In praise of the plainly rigged
by Dean A. Hoffman
I once stood in a stable area and watched a trainer take a horse to the track for a warm-up mile. The horse wore a blind bride, shadow roll, head halter, two burr headpoles, martingale, knee boots, tendon boots, bell boots and hobbles.
I looked closely and thought to myself, “I think there is a horse under all that equipment, but I’m not really sure.”
I understand that the purpose of racing is to win, not necessarily to look good while doing so. It is horse racing, not a horse show or beauty contest.
Yet, I think many people agree that it’s wonderful to see a horse good-gaited and so good-mannered that it wears basically the harness and nothing. It also helps if that horse is fast enough to win.
I think we can also agree that horses are beautiful animals and yet when they are covered in enough equipment to be a walking billboard for Big’s D Catalog, some of the natural equine beauty is lost.
Again, the purpose of racing is to win. I’d rather have a horse covered in equipment win a race than one that wears practically nothing and finishes 11 lengths up the track. Pretty is as pretty does.
But my highest admiration is reserved for those horses that can display their great ability without being encumbered by lots of equipment.
In 1985, I recall seeing the Swedish wonder horse Meadow Road sweep to victory in the Statue of Liberty series at the Meadowlands. When he came back to the winner’s circle, I noticed that he wasn’t wearing any shin boots.
“Wow, they got those boots off him in a hurry,” I said to myself. It was only later that I realized that Meadow Road didn’t wear any shin boots. But such trotters are rare.
I once heard — but never confirmed — that the great trotter Rodney hit his shins so badly that he needed a new pair of shin boots every time he started. Good thing Rodney won a lot of money.
Yet Speedster, a son of Rodney, was so clean gaited that he didn’t even wear shin boots. Go figure.
The master horseman John F. Simpson, Sr. won two Hambletonians and two Jugs before vision problems sidelined his driving career. His horses often raced without breast collars or head halters. I once asked Simpson why he did this and he quipped, “Breast collars and head halters are just excess leather.”
We all know that it’s almost automatic for pacers to wear hobbles, but some of my favorites from the past went sans the straps. Two fillies that I did not see race but saw plenty of photos were Good Counsel and Countess Adios.
Frank Ervin had trained and raced Good Time and he loved that little bugger with all his heart. He told me that the fastest pacer sired by Good Time was not a colt, but instead the flying filly Good Counsel.

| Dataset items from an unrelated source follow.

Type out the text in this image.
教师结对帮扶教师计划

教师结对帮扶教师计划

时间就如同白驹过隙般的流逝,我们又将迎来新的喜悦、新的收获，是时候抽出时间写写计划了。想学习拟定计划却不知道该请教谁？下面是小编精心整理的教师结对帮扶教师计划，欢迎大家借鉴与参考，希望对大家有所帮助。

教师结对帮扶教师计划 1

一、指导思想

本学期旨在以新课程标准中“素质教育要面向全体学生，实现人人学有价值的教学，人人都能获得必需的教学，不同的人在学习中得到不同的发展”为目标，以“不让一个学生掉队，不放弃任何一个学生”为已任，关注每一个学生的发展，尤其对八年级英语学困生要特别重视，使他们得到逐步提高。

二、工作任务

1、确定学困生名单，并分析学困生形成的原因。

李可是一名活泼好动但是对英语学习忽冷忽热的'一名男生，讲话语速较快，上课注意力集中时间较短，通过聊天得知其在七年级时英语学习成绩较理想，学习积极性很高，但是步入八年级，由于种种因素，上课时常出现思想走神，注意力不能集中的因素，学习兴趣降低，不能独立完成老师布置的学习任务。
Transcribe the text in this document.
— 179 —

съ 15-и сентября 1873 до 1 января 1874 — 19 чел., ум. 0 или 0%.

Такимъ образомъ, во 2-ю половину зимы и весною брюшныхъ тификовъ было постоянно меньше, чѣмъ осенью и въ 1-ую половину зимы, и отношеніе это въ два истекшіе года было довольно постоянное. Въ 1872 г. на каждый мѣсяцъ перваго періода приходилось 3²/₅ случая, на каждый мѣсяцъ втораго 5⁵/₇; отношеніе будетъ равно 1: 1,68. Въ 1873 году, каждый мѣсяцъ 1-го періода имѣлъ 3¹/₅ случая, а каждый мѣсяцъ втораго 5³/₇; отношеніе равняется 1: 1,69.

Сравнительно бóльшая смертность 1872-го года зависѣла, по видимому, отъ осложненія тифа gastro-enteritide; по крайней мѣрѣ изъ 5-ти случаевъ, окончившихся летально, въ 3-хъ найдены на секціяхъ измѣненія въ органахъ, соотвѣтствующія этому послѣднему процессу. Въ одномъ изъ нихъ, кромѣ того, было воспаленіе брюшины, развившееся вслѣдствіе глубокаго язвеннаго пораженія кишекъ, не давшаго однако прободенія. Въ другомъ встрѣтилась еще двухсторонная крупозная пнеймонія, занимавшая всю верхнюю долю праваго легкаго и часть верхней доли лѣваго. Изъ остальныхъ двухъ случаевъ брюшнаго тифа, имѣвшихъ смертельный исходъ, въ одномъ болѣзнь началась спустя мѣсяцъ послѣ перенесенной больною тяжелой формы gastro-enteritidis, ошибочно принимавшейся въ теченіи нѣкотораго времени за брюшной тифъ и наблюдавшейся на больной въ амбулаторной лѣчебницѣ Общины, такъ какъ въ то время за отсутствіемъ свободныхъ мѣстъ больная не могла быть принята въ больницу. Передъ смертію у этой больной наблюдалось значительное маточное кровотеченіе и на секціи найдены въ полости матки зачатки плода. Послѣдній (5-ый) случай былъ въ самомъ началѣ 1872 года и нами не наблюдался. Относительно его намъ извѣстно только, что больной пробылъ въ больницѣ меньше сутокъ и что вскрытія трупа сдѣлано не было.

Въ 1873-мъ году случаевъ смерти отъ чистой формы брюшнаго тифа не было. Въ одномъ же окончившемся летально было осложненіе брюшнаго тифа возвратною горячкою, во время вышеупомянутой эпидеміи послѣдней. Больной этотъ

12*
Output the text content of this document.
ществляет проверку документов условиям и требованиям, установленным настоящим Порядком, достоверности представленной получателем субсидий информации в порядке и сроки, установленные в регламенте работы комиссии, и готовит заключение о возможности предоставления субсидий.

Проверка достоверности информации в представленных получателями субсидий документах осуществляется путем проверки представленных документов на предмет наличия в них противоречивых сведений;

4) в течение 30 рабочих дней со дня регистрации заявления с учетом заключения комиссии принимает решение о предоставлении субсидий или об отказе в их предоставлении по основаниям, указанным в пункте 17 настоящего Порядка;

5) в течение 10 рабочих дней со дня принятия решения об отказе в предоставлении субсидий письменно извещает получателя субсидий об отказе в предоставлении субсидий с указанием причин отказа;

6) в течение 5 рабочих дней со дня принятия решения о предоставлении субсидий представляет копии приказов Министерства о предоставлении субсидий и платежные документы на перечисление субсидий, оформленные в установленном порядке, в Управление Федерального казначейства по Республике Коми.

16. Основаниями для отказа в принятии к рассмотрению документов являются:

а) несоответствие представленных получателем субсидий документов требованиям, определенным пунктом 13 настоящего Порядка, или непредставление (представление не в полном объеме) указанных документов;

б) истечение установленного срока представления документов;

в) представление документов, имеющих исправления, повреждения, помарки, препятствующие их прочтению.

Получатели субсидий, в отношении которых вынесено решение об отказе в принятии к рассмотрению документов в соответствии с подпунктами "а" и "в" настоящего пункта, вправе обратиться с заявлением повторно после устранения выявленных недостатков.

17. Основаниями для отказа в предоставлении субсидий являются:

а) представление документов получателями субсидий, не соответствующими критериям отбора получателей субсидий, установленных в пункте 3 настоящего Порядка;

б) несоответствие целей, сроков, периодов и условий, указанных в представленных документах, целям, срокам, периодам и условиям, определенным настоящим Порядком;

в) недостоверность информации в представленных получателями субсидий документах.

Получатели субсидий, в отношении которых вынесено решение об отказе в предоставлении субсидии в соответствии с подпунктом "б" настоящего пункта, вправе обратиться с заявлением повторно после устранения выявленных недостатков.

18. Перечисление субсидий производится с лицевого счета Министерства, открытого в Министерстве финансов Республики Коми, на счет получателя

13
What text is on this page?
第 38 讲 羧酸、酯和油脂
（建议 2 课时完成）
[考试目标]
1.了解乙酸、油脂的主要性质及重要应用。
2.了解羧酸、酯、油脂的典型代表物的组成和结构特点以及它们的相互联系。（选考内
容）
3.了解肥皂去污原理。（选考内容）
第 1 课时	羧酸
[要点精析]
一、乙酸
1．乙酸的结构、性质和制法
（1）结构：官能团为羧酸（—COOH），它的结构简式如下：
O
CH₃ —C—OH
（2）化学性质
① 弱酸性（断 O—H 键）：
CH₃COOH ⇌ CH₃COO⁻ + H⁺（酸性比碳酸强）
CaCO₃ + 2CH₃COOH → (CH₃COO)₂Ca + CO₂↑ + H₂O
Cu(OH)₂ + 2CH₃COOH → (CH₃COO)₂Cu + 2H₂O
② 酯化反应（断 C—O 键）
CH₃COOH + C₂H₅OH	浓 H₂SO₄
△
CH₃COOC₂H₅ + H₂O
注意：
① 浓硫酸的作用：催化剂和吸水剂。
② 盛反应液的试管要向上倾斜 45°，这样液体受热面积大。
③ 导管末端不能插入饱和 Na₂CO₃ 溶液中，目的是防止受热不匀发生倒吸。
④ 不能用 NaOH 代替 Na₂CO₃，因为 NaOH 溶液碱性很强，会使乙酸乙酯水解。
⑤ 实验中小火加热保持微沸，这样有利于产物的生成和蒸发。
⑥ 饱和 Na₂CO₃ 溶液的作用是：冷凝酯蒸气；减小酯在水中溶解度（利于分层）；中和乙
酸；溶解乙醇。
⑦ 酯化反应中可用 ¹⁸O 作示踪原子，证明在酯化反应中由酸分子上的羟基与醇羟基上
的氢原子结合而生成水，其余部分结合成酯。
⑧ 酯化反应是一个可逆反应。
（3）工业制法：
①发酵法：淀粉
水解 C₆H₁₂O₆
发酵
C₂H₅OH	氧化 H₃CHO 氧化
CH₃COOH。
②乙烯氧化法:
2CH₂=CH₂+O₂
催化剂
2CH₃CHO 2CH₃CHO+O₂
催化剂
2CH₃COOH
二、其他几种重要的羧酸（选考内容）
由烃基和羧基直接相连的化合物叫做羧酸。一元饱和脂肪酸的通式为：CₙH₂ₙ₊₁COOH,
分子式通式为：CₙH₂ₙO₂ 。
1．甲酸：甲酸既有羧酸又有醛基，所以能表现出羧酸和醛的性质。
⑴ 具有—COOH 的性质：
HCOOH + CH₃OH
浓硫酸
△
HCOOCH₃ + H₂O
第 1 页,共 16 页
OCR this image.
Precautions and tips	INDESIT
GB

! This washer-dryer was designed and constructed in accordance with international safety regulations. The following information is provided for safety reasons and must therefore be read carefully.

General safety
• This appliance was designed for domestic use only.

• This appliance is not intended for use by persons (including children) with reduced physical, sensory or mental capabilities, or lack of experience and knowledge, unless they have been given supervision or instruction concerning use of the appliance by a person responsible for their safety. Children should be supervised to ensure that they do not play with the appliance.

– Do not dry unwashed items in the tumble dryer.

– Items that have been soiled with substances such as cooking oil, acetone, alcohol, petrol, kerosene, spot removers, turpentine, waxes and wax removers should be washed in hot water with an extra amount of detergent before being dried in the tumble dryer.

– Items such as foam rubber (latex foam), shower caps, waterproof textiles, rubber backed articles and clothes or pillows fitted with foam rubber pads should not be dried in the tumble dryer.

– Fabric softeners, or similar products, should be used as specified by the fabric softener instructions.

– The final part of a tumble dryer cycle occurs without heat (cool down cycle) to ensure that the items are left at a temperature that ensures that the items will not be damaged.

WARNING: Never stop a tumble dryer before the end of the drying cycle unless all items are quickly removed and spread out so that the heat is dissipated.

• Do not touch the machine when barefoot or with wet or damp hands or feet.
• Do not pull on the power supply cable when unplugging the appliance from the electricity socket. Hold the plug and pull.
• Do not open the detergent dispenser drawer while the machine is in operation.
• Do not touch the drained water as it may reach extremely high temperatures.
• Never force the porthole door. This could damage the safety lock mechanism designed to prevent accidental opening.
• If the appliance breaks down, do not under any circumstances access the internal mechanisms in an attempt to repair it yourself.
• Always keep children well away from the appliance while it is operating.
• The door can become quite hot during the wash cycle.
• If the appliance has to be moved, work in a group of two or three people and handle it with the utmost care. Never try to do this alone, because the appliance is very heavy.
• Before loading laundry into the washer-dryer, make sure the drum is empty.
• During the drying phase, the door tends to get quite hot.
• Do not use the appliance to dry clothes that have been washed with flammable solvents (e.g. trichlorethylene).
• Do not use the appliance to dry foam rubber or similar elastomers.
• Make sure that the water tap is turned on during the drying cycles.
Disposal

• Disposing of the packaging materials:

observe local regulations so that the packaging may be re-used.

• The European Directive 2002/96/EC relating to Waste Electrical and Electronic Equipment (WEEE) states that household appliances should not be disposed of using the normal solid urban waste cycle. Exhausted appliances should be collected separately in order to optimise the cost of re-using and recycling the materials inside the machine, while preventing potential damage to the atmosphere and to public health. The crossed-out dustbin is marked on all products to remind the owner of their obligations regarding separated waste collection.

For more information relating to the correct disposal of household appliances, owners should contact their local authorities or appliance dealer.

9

“She could be pacing a quarter at a 28-second rate and, if you chirped to her, you’d better brace yourself or she’d pull the sulky right out from under you,” Ervin told me once.
Remember, Good Counsel raced was 65 years ago.
Ervin drove Good Counsel to a world record mile in 1:58.1 in 1956, which just astonished onlookers. What astonished me was the photo of Good Counsel flying through the air without boots or hobbles.
Countess Adios may have claim to being the best pacing female of the post-World War II era. Certainly, no other pacing female won two legs of the Triple Crown back when the Triple Crown was really special. Countess was a pacing marvel, but she wore knee and tendon boots and I therefore don’t put her in the same category with Good Counsel in appearance.
As you might have guessed by now, I’m not a fan of trotting hobbles but that matters little to the trainers who regularly rely on them. There was a time when race meetings advertised that “No hobbled pacers permitted to race” at a certain track. Those days are long gone.
I love to see photos of horses campaigned by the old master horseman Ben White (1873-1958), a legend even during his lifetime. Harness shops would go broke if all trainers were like Ben. Few wore breast collars or head halters. Ben White’s best wore the basic harness and bridle — and little else.
I would love to own horses that wear the basic harness and little else. I would also love to own a horse that won all its starts and wore every boot in the book.
If I had to choose between a plainly-rigged slowpoke and a fully-outfitted champion, I’ll take the champion any day. Wouldn’t we all?
I recall seeing Keystone Ore beat Armbro Ranger in a slam-bang duel in the 1976 Adios. Keystone Ore wore the harness and only a blind bridle and light bell boots.
Six years earlier, I saw Most Happy Fella win the Jug and he wore just lots of boots and head rigging. Yet he became a great sire, while Keystone Ore was a nothingburger.
Most Happy Fella was the first colt that signaled how special Meadow Skipper was to become as a stallion. Following in MHF’s hoofprints was Albatross and he also raced to his greatest wins by Stanley Dancer. Albatross wore no boots in front and just a Kant-See-Bak bridle. Dancer tried to get Albatross to wear a shadow roll, but the pacer was having no part of that.
The purpose of racing horses is to get to the finish line, but from my perspective I value most the horses that race plainly rigged.